I am a huge fan of the pear cake in Amarone by Osvaldo. Crispy and with a great crumb on the outside, the cake contains smooth layers of cooked pear, bits of caramel and soft custard (I later realized that this soft custard was probably slightly moist batter) on the inside. It was easy to eat and totally delicious. I had been on a kick for awhile to 'discover' this pear recipe and I tried several online versions until I felt I'd cracked it.
The management at Amarone said that they only make this cake when a certain kind of pear is in season. I'm not too sure about that, since the cake is more in season than European pears and also, there aren't any Italian pears to be had in Singapore, but just to be on the safe side, I have generally made this cake with Rochas pears, which are from Portugal. I have only found these pears in Singapore of late, as one of the newer food products to come out of Portugal. I have never tried them with Packham pears, but those would be my next choice. The cake itself is super easy to make (essentially a butter cake with half almonds added in) and the only additional step is that you have to flambé the pears first.
300 grams butter
250 grams white sugar
150 grams self-raising flour
150 grams ground almonds
3 or 4 pears
An additional 15 grams butter, 1 tbsp white sugar and 100 ml brandy for cooking pears
1. You can bake a tall 9 inch round cake with this recipe or 2 regular (2.5 inch height) 6 inch round cakes. Butter and line the tins.
2. Pear, core and quarter the pears and gently sauté them in a frying pan with 15 grams butter, a tablespoon of white sugar and 100ml brandy till tender. You can slice each quarter in half length-wise if you prefer. I like to use a non-stick frying pan to make for ease of clean-up.
3. Beat the butter and sugar together until pale and fluffy, this will take at least 15 minutes. The aeration of the creaming process make a big difference to this cake, given the higher proportion of butter, so do not stop beating till it is light in colour and texture.
4. Gradually add the eggs, one at a time, then the flour and almonds.

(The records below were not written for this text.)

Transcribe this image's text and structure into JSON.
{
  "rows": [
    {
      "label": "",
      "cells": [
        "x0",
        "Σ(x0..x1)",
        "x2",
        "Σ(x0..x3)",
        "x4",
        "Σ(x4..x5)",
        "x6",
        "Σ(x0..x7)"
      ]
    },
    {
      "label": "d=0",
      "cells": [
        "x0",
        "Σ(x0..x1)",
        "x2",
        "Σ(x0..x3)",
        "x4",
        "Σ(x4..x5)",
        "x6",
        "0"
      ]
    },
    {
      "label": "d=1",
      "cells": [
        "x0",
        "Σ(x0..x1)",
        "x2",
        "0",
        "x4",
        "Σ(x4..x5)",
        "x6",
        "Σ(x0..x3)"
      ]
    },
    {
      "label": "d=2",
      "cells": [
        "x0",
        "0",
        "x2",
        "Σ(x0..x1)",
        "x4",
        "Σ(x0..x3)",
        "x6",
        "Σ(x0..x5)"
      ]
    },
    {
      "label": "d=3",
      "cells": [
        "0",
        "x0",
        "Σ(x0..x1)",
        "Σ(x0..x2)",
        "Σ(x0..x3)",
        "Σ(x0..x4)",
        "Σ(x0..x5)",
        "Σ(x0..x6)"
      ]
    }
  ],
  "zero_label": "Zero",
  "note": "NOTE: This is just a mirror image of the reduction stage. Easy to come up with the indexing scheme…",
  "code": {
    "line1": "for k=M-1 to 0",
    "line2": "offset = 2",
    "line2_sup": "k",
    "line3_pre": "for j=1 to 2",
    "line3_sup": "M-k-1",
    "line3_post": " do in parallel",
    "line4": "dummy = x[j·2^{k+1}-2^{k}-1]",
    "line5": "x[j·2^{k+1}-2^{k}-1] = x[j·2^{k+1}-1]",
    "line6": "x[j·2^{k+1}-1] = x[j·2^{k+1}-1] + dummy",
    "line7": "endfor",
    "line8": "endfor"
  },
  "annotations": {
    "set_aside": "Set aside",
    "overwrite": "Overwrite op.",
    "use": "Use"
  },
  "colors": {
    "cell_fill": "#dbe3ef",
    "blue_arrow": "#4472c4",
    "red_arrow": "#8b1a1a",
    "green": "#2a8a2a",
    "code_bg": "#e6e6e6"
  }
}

5. Scrape your cake batter into the lined tin and place the pears on top in a circular pattern. These pears will sink down through the cake, ending up (hopefully) midway between the top and bottom surface of the cake. Pour the syrup from the pan on to the top of the cake either before or halfway through baking.
6. Bake at 160 C for 70 minutes until the top is browned and the skewer comes out almost clean. Don’t be concerned if the skin of the cake browns, I quite like it browner than usual, to give a bit of caramelization to the cake. The aroma sits very well with the crumb of the cake and use of brandy.